Jacking in

William Gibson published Neuromancer in 1984. It’s the first book of his “Sprawl trilogy” and often pitted against Neal Stephenson’s Snow Crash, published in 1992, as the origin of (or precursor to, depending on your religion) cyberpunk, a science fiction subgenre.

But whichever chicken you believe came first, there’s no doubting Neuromancer’s influence on all the eggs that hatched after it. Were it not for Neuromancer, the word “cyberspace” wouldn’t even exist.

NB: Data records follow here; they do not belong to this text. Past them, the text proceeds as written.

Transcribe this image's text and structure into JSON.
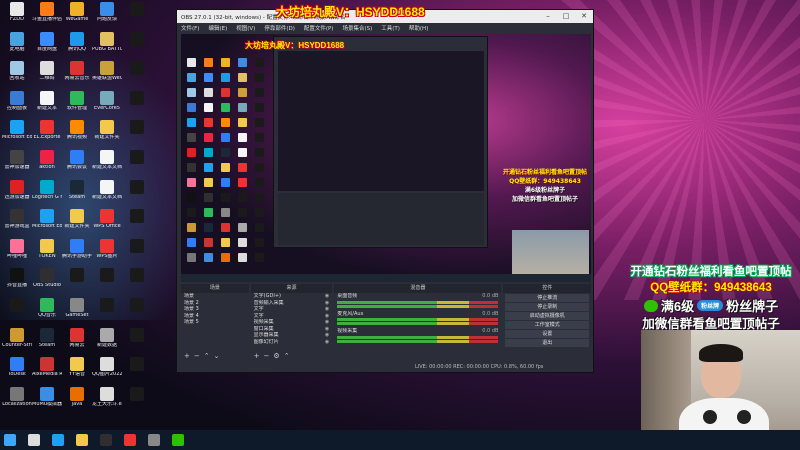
{
  "desktop_icons": [
    {
      "label": "FZDD",
      "color": "#e8e8e8"
    },
    {
      "label": "斗鱼直播伴侣",
      "color": "#ff7a18"
    },
    {
      "label": "WeGame",
      "color": "#f0b028"
    },
    {
      "label": "问题反馈",
      "color": "#3a8ee6"
    },
    {
      "label": "",
      "color": "#1a1a1a"
    },
    {
      "label": "此电脑",
      "color": "#4aa3df"
    },
    {
      "label": "百度网盘",
      "color": "#3b8cff"
    },
    {
      "label": "腾讯QQ",
      "color": "#1e9be8"
    },
    {
      "label": "PUBG BATTLEGROUNDS",
      "color": "#e0c060"
    },
    {
      "label": "",
      "color": "#1a1a1a"
    },
    {
      "label": "回收站",
      "color": "#9fc7e6"
    },
    {
      "label": "二维码",
      "color": "#dddddd"
    },
    {
      "label": "网易云音乐",
      "color": "#d33"
    },
    {
      "label": "英雄联盟WeGame版",
      "color": "#c9a13b"
    },
    {
      "label": "",
      "color": "#1a1a1a"
    },
    {
      "label": "控制面板",
      "color": "#3a7bd5"
    },
    {
      "label": "新建文本",
      "color": "#f5f5f5"
    },
    {
      "label": "软件管理",
      "color": "#2dba5a"
    },
    {
      "label": "EverCore5",
      "color": "#7ab"
    },
    {
      "label": "",
      "color": "#1a1a1a"
    },
    {
      "label": "Microsoft Edge",
      "color": "#1da1f2"
    },
    {
      "label": "EL.Exporte",
      "color": "#e33"
    },
    {
      "label": "腾讯视频",
      "color": "#ff8a00"
    },
    {
      "label": "新建文件夹",
      "color": "#f2c94c"
    },
    {
      "label": "",
      "color": "#1a1a1a"
    },
    {
      "label": "雷神加速器",
      "color": "#444"
    },
    {
      "label": "aktion",
      "color": "#e24"
    },
    {
      "label": "腾讯会议",
      "color": "#2f7ef5"
    },
    {
      "label": "新建文本文档",
      "color": "#f5f5f5"
    },
    {
      "label": "",
      "color": "#1a1a1a"
    },
    {
      "label": "迅游加速器",
      "color": "#d22"
    },
    {
      "label": "Logitech G HUB",
      "color": "#0ac"
    },
    {
      "label": "Steam",
      "color": "#1b2838"
    },
    {
      "label": "新建文本文档",
      "color": "#f5f5f5"
    },
    {
      "label": "",
      "color": "#1a1a1a"
    },
    {
      "label": "雷神游戏盒",
      "color": "#333"
    },
    {
      "label": "Microsoft Edge",
      "color": "#1da1f2"
    },
    {
      "label": "新建文件夹",
      "color": "#f2c94c"
    },
    {
      "label": "WPS Office",
      "color": "#e33"
    },
    {
      "label": "",
      "color": "#1a1a1a"
    },
    {
      "label": "哔哩哔哩",
      "color": "#fb7299"
    },
    {
      "label": "TOKEN",
      "color": "#f2c94c"
    },
    {
      "label": "腾讯手游助手",
      "color": "#2f7ef5"
    },
    {
      "label": "WPS图片",
      "color": "#e33"
    },
    {
      "label": "",
      "color": "#1a1a1a"
    },
    {
      "label": "抖音直播",
      "color": "#111"
    },
    {
      "label": "OBS Studio",
      "color": "#302e31"
    },
    {
      "label": "",
      "color": "#1a1a1a"
    },
    {
      "label": "",
      "color": "#1a1a1a"
    },
    {
      "label": "",
      "color": "#1a1a1a"
    },
    {
      "label": "",
      "color": "#1a1a1a"
    },
    {
      "label": "QQ音乐",
      "color": "#2dba5a"
    },
    {
      "label": "GameSet",
      "color": "#888"
    },
    {
      "label": "",
      "color": "#1a1a1a"
    },
    {
      "label": "",
      "color": "#1a1a1a"
    },
    {
      "label": "Counter-Strike",
      "color": "#c93"
    },
    {
      "label": "Steam",
      "color": "#1b2838"
    },
    {
      "label": "网易云",
      "color": "#d33"
    },
    {
      "label": "新建数据",
      "color": "#aaa"
    },
    {
      "label": "",
      "color": "#1a1a1a"
    },
    {
      "label": "ToDesk",
      "color": "#2f7ef5"
    },
    {
      "label": "AlxeMedia RsCentral 4",
      "color": "#c33"
    },
    {
      "label": "YY语音",
      "color": "#f2c94c"
    },
    {
      "label": "QQ图片20220721094506",
      "color": "#ddd"
    },
    {
      "label": "",
      "color": "#1a1a1a"
    },
    {
      "label": "Localization",
      "color": "#777"
    },
    {
      "label": "MuMu模拟器",
      "color": "#3a8ee6"
    },
    {
      "label": "java",
      "color": "#e76f00"
    },
    {
      "label": "龙王大乐斗.exe",
      "color": "#ddd"
    },
    {
      "label": "",
      "color": "#1a1a1a"
    }
  ],
  "obs": {
    "window_title": "OBS 27.0.1 (32-bit, windows) - 配置文件: 未命名 - 场景: 未命名",
    "overlay_title": "大坊培丸殿V：HSYDD1688",
    "menu": [
      "文件(F)",
      "编辑(E)",
      "视图(V)",
      "停靠部件(D)",
      "配置文件(P)",
      "场景集合(S)",
      "工具(T)",
      "帮助(H)"
    ],
    "preview_title": "大坊培丸殿V：HSYDD1688",
    "preview_promo": [
      "开通钻石粉丝福利看鱼吧置顶帖",
      "QQ壁纸群：949438643",
      "满6级粉丝牌子",
      "加微信群看鱼吧置顶帖子"
    ],
    "source_bar": "来源设置",
    "docks": {
      "scenes": {
        "header": "场景",
        "items": [
          "场景",
          "场景 2",
          "场景 3",
          "场景 4",
          "场景 5"
        ]
      },
      "sources": {
        "header": "来源",
        "items": [
          "文字(GDI+)",
          "音频输入采集",
          "文字",
          "文字",
          "视频采集",
          "窗口采集",
          "显示器采集",
          "图像幻灯片"
        ]
      },
      "mixer": {
        "header": "混音器",
        "tracks": [
          {
            "name": "桌面音频",
            "level": "0.0 dB"
          },
          {
            "name": "麦克风/Aux",
            "level": "0.0 dB"
          },
          {
            "name": "视频采集",
            "level": "0.0 dB"
          }
        ]
      },
      "controls": {
        "header": "控件",
        "buttons": [
          "停止推流",
          "停止录制",
          "启动虚拟摄像机",
          "工作室模式",
          "设置",
          "退出"
        ]
      }
    },
    "status": "LIVE: 00:00:00   REC: 00:00:00   CPU: 0.8%, 60.00 fps"
  },
  "promo": {
    "line1": "开通钻石粉丝福利看鱼吧置顶帖",
    "line2": "QQ壁纸群：949438643",
    "line3_text": "满6级",
    "line3_badge": "粉丝牌",
    "line3_tail": "粉丝牌子",
    "line4": "加微信群看鱼吧置顶帖子"
  },
  "taskbar": [
    {
      "name": "windows-start-icon",
      "color": "#3ea6ff"
    },
    {
      "name": "search-icon",
      "color": "#dddddd"
    },
    {
      "name": "edge-icon",
      "color": "#1da1f2"
    },
    {
      "name": "explorer-icon",
      "color": "#f2c94c"
    },
    {
      "name": "obs-taskbar-icon",
      "color": "#302e31"
    },
    {
      "name": "chrome-icon",
      "color": "#e33"
    },
    {
      "name": "game-icon",
      "color": "#888"
    },
    {
      "name": "wechat-taskbar-icon",
      "color": "#2dc100"
    }
  ]
}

The novel’s central character is a 20-something hacker named Case whose main pleasure in life is “jacking in” … entering the “consensual hallucination” of cyberspace via his computer console to exist for a time, disembodied, as a kind of living data packet.

In other words, he enters the Matrix, the one of red pill fame, and before you ask, yes, the Wachowski Brothers film is a direct descendant of Gibson’s novel, too.

I happened to be reading Neuromancer last week as I was building out Lake Conestee’s website and was reminded by it of my own disembodiment.

How many hours have I spent jacked in recently, unaware of my surroundings, my cat, myself? Untold. Plenty.

Even as I take a break from jacking in to write this, I’m jacked back in again. The line between the real and the virtual has become a philosophical nit hardly worth picking.

Still, I congratulate myself for walking as much as I do, even as I walk in the company of podcasts. I congratulate myself for reading only books printed on actual wood pulp, even as I almost never set pen or pencil to paper.